Qantas CEO Geoff Dixon predicted rising aviation fuel prices in the industry could lead to a massive restructuring of the industry. He said that up to 100,000 jobs could be at risk, worldwide, by the end of the year. Qantas announced last week that it would shed over 1500 jobs in Australia and forego hiring another 1200.

In an estimate last week, Dixon had said that rising fuel costs had added two billion Australian dollars (1.94 billion US) to Qantas’ fuel bill this year. Qantas also last week cut its estimated capacity growth for 2008-09 from eight percent to zero and announced it would retire up to 22 older aircraft from its fleet.

Speaking at a business luncheon in Sydney today, he referred to airlines around the world resorting to cutting routes and capacity, grounding and retiring aircraft in a bid to manage the rising fuel costs. He said that rising fuel costs were likely to change the economics and mechanics of the industry for ever.

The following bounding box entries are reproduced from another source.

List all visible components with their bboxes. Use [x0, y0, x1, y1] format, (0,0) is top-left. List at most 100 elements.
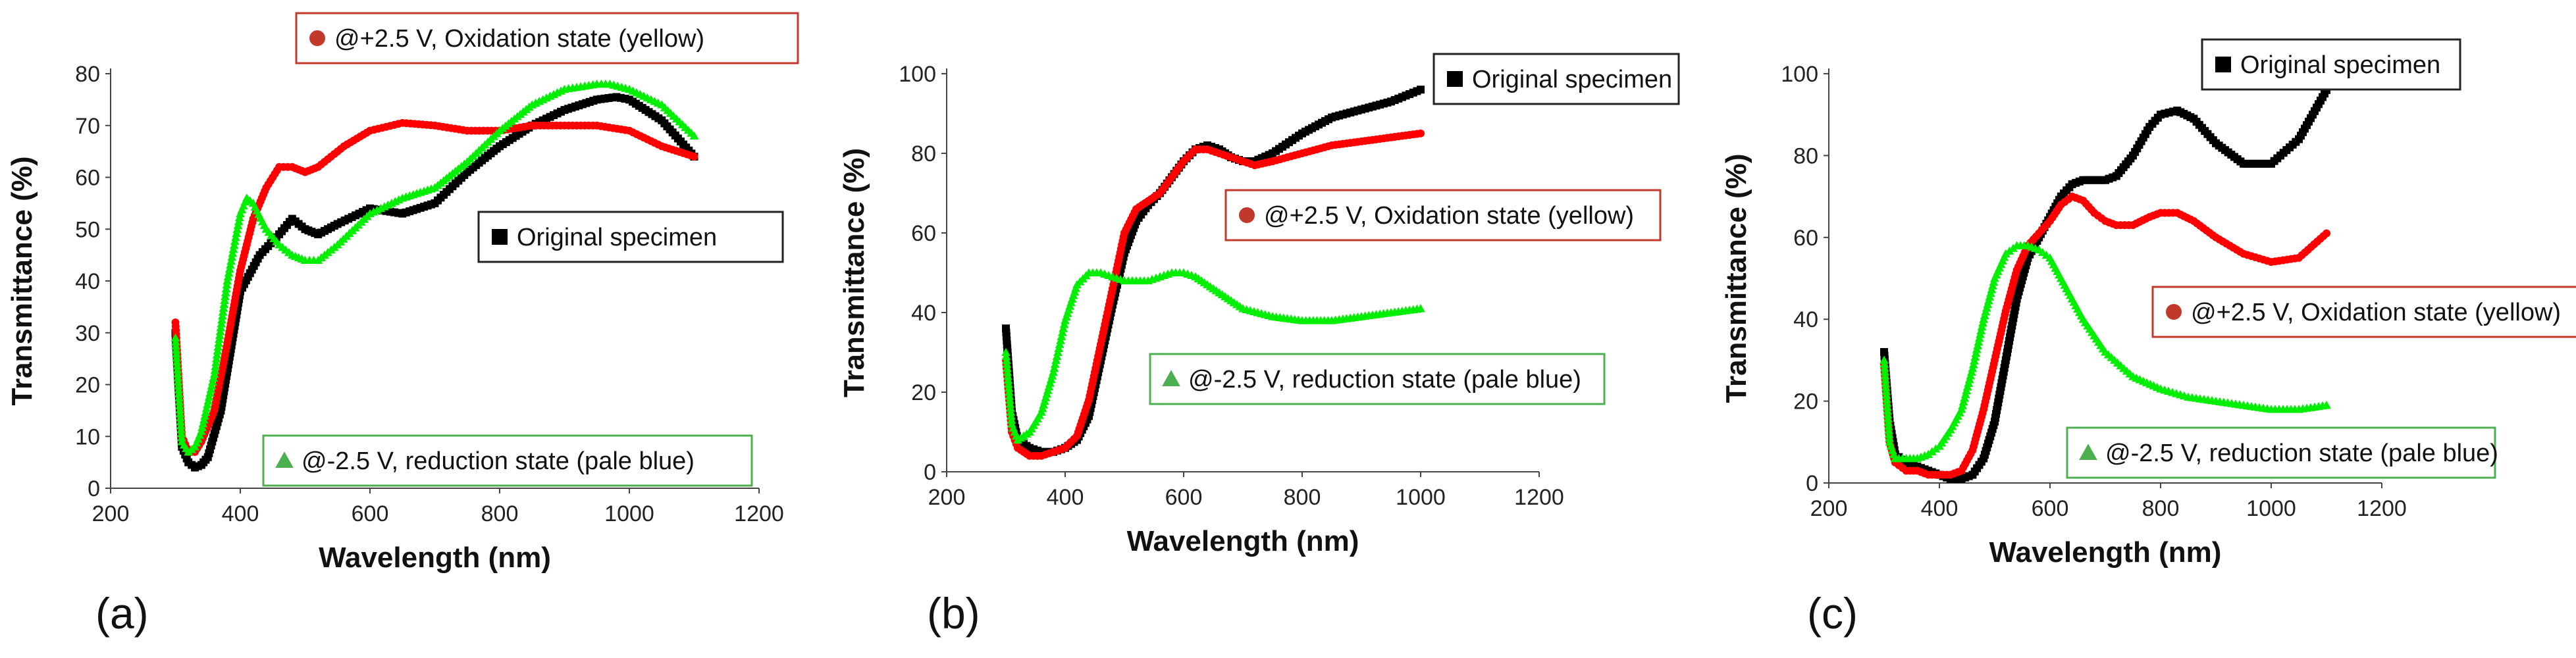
data-point: [1881, 375, 1890, 384]
legend-label: Original specimen: [1472, 66, 1672, 93]
legend-marker-triangle: [275, 451, 294, 468]
data-point: [175, 409, 185, 418]
legend-box: @-2.5 V, reduction state (pale blue): [1149, 353, 1606, 405]
data-point: [174, 393, 184, 402]
data-point: [176, 417, 186, 426]
y-tick-label: 100: [899, 62, 936, 87]
x-tick-label: 1000: [2246, 496, 2296, 521]
data-point: [1881, 382, 1891, 392]
series-circle: [1002, 129, 1425, 460]
y-tick-label: 0: [924, 460, 936, 485]
data-point: [173, 373, 183, 382]
data-point: [1004, 384, 1014, 392]
y-tick-label: 40: [75, 269, 100, 294]
series-triangle: [1001, 268, 1425, 444]
legend-frame: [2151, 286, 2576, 338]
x-tick-label: 600: [352, 501, 389, 526]
x-tick-label: 800: [481, 501, 519, 526]
data-point: [172, 361, 182, 370]
y-tick-label: 60: [911, 221, 936, 246]
data-point: [1001, 351, 1011, 361]
data-point: [1883, 418, 1893, 426]
data-point: [1005, 399, 1015, 408]
x-tick-label: 400: [1047, 485, 1084, 510]
x-tick-label: 200: [1810, 496, 1848, 521]
y-tick-label: 40: [911, 301, 936, 326]
data-point: [1003, 336, 1011, 345]
x-tick-label: 600: [2032, 496, 2069, 521]
data-point: [1879, 355, 1889, 364]
legend-marker-triangle: [2079, 443, 2097, 461]
data-point: [173, 377, 183, 386]
data-point: [175, 405, 185, 414]
data-point: [690, 153, 698, 161]
data-point: [1003, 363, 1012, 372]
data-point: [1002, 359, 1012, 368]
data-point: [173, 369, 182, 378]
legend-label: @+2.5 V, Oxidation state (yellow): [2191, 299, 2561, 326]
legend-frame: [1433, 53, 1680, 105]
legend-label: @+2.5 V, Oxidation state (yellow): [1264, 202, 1634, 230]
x-axis-title: Wavelength (nm): [1989, 536, 2222, 569]
data-point: [172, 365, 182, 374]
data-point: [176, 429, 186, 438]
chart-panel-1: 0 20 40 60 80 100 200 400 600 800 1000 1200 Waveleng…: [838, 53, 1680, 638]
panel-label: (c): [1807, 589, 1858, 638]
y-axis-title: Transmittance (%): [838, 148, 870, 397]
panel-label: (a): [95, 589, 149, 638]
legend-label: Original specimen: [2240, 51, 2440, 79]
x-axis-title: Wavelength (nm): [319, 542, 551, 574]
legend-label: @+2.5 V, Oxidation state (yellow): [334, 25, 704, 53]
data-point: [171, 345, 181, 354]
legend-marker-circle: [2166, 304, 2182, 320]
y-tick-label: 80: [1793, 143, 1818, 168]
data-point: [172, 349, 181, 358]
x-tick-label: 1200: [2357, 496, 2407, 521]
data-point: [171, 337, 180, 346]
legend-marker-square: [2215, 57, 2231, 72]
x-tick-label: 1200: [734, 501, 784, 526]
legend-label: Original specimen: [517, 224, 717, 251]
data-point: [172, 357, 182, 366]
y-tick-label: 0: [1806, 471, 1818, 496]
data-point: [1880, 367, 1890, 376]
data-point: [1883, 410, 1893, 418]
data-point: [175, 401, 184, 410]
y-tick-label: 60: [75, 166, 100, 191]
data-point: [1883, 414, 1893, 422]
data-point: [1006, 407, 1016, 416]
data-point: [171, 333, 180, 342]
x-tick-label: 400: [222, 501, 259, 526]
y-tick-label: 80: [911, 141, 936, 166]
data-point: [1005, 392, 1014, 400]
data-point: [1007, 415, 1016, 424]
panel-label: (b): [927, 589, 980, 638]
data-point: [1005, 388, 1014, 396]
data-point: [1880, 371, 1890, 380]
x-tick-label: 400: [1921, 496, 1958, 521]
x-tick-label: 600: [1165, 485, 1203, 510]
x-tick-label: 800: [2142, 496, 2180, 521]
data-point: [1417, 86, 1425, 94]
x-tick-label: 200: [928, 485, 966, 510]
y-tick-label: 30: [75, 321, 100, 346]
data-point: [1006, 403, 1015, 412]
data-point: [1881, 379, 1891, 388]
y-tick-label: 20: [75, 373, 100, 398]
legend-label: @-2.5 V, reduction state (pale blue): [2105, 440, 2498, 467]
data-point: [1001, 347, 1011, 357]
data-point: [1884, 426, 1894, 434]
legend-frame: [2066, 426, 2496, 479]
data-point: [176, 425, 186, 434]
chart-panel-0: 0 10 20 30 40 50 60 70 80 200 400 600 800 1000 1200 Wav…: [6, 12, 799, 638]
data-point: [174, 397, 184, 406]
legend-marker-circle: [1239, 207, 1255, 223]
data-point: [2323, 229, 2330, 238]
legend-box: Original specimen: [2201, 38, 2461, 91]
x-tick-label: 200: [92, 501, 130, 526]
legend-frame: [2201, 38, 2461, 91]
legend-frame: [1224, 189, 1662, 241]
y-tick-label: 50: [75, 217, 100, 242]
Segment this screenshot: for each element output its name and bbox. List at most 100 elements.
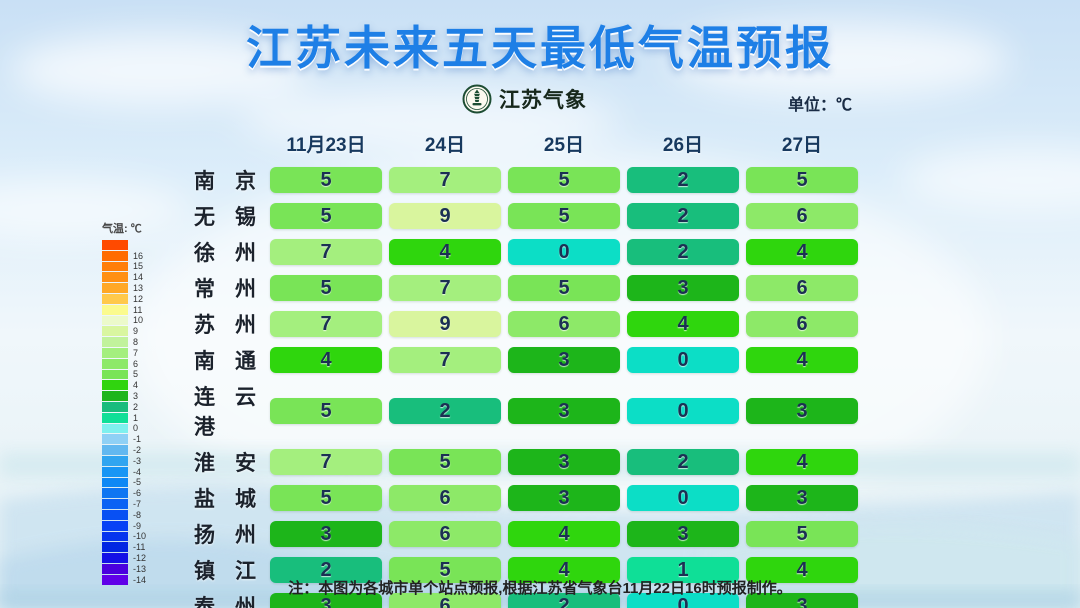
legend-tick-label: 10 (133, 315, 144, 326)
temperature-cell: 3 (508, 347, 620, 373)
temperature-cell: 5 (746, 167, 858, 193)
legend-tick-label: -2 (133, 444, 142, 455)
legend-item: 6 (102, 358, 146, 369)
forecast-rows: 南京 5 7 5 2 5 无锡 5 9 5 2 6 徐州 7 4 0 2 4 常州 5 7 5 3 6 苏州 7 9 6 4 6 南通 4 7 3… (186, 165, 858, 608)
temperature-cell: 4 (627, 311, 739, 337)
date-header-row: 11月23日 24日 25日 26日 27日 (186, 130, 858, 157)
legend-tick-label: 4 (133, 380, 139, 391)
legend-swatch (102, 272, 128, 283)
legend-item: -4 (102, 466, 146, 477)
temperature-cell: 7 (270, 239, 382, 265)
legend-swatch (102, 358, 128, 369)
temperature-cell: 3 (746, 593, 858, 608)
temperature-cell: 7 (270, 311, 382, 337)
legend-swatch (102, 520, 128, 531)
legend-swatch (102, 304, 128, 315)
legend-tick-label: -14 (133, 574, 147, 585)
legend-swatch (102, 401, 128, 412)
temperature-cell: 9 (389, 311, 501, 337)
legend-swatch (102, 488, 128, 499)
legend-swatch (102, 337, 128, 347)
temperature-cell: 6 (746, 311, 858, 337)
temperature-cell: 5 (270, 275, 382, 301)
legend-item: 12 (102, 293, 146, 304)
temperature-cell: 2 (389, 398, 501, 424)
legend-item: 13 (102, 282, 146, 293)
temperature-cell: 6 (746, 203, 858, 229)
temperature-cell: 5 (508, 167, 620, 193)
legend-item: -10 (102, 531, 146, 542)
forecast-table: 11月23日 24日 25日 26日 27日 南京 5 7 5 2 5 无锡 5 9 5 2 6 徐州 7 4 0 2 4… (186, 130, 858, 608)
date-header-cell: 25日 (543, 135, 585, 156)
legend-tick-label: -3 (133, 455, 142, 466)
legend-item: -13 (102, 563, 146, 574)
legend-item: -6 (102, 487, 146, 499)
temperature-cell: 0 (627, 593, 739, 608)
legend-tick-label: 6 (133, 358, 139, 369)
temperature-cell: 5 (270, 203, 382, 229)
table-row: 苏州 7 9 6 4 6 (186, 309, 858, 339)
table-row: 镇江 2 5 4 1 4 (186, 555, 858, 585)
temperature-cell: 2 (627, 449, 739, 475)
legend-item: 16 (102, 250, 146, 261)
legend-swatch (102, 466, 128, 477)
legend-swatch (102, 283, 128, 293)
city-label: 泰州 (194, 596, 256, 608)
date-header-cell: 24日 (424, 135, 466, 156)
temperature-cell: 6 (746, 275, 858, 301)
legend-tick-label: 16 (133, 250, 144, 261)
legend-tick-label: 12 (133, 293, 144, 304)
legend-swatch (102, 531, 128, 542)
subheader: 江苏气象 单位：℃ (0, 84, 1080, 118)
legend-swatch (102, 369, 128, 380)
temperature-cell: 4 (746, 347, 858, 373)
legend-tick-label: -6 (133, 488, 142, 499)
legend-item: 7 (102, 347, 146, 358)
temperature-cell: 5 (270, 485, 382, 511)
temperature-cell: 3 (508, 485, 620, 511)
temperature-cell: 6 (389, 485, 501, 511)
legend-swatch (102, 574, 128, 585)
legend-tick-label: -9 (133, 520, 142, 531)
logo-text: 江苏气象 (499, 89, 587, 112)
footnote: 注：本图为各城市单个站点预报,根据江苏省气象台11月22日16时预报制作。 (288, 580, 792, 597)
temperature-cell: 5 (389, 557, 501, 583)
temperature-cell: 7 (389, 167, 501, 193)
temperature-cell: 7 (270, 449, 382, 475)
legend-item: -11 (102, 541, 146, 553)
legend-tick-label: -10 (133, 531, 147, 542)
temperature-cell: 0 (508, 239, 620, 265)
temperature-cell: 9 (389, 203, 501, 229)
legend-swatch (102, 553, 128, 563)
legend-item: 2 (102, 401, 146, 412)
legend-swatch (102, 434, 128, 445)
legend-tick-label: 2 (133, 401, 139, 412)
legend-tick-label: 0 (133, 423, 139, 434)
temperature-cell: 0 (627, 485, 739, 511)
legend-item: -14 (102, 574, 146, 585)
legend-swatch (102, 499, 128, 509)
legend-swatch (102, 509, 128, 520)
table-row: 徐州 7 4 0 2 4 (186, 237, 858, 267)
temperature-cell: 7 (389, 347, 501, 373)
legend-swatch (102, 542, 128, 553)
city-label: 扬州 (194, 524, 256, 547)
city-label: 徐州 (194, 242, 256, 265)
temperature-cell: 4 (746, 449, 858, 475)
table-row: 泰州 3 6 2 0 3 (186, 591, 858, 608)
temperature-legend: 气温: ℃ 16 15 14 13 12 11 10 9 8 7 6 5 4 3 2 1 0 -1 -2 -3 -4 -5… (102, 220, 146, 585)
legend-tick-label: 3 (133, 390, 139, 401)
temperature-cell: 6 (508, 311, 620, 337)
legend-item: 9 (102, 325, 146, 337)
temperature-cell: 4 (508, 521, 620, 547)
city-label: 盐城 (194, 488, 256, 511)
temperature-cell: 3 (746, 485, 858, 511)
legend-tick-label: -11 (133, 542, 146, 553)
legend-swatch (102, 261, 128, 272)
date-header-cell: 11月23日 (286, 135, 366, 156)
temperature-cell: 3 (627, 275, 739, 301)
legend-swatch (102, 326, 128, 337)
temperature-cell: 5 (508, 275, 620, 301)
temperature-cell: 5 (270, 167, 382, 193)
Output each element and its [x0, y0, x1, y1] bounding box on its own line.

“The global aviation industry faces not just a shock or indeed a blip or indeed a crisis really but a permanent transformation,” he said.

Dixon believed that the United States would eventually ease restrictions on foreigners owning more than 25 percent of the voting stock in US airlines, sparking a new wave of consolidation in the industry.

He predicted long-established airline brands would remain but that the number of airline owners in the market place would dwindle.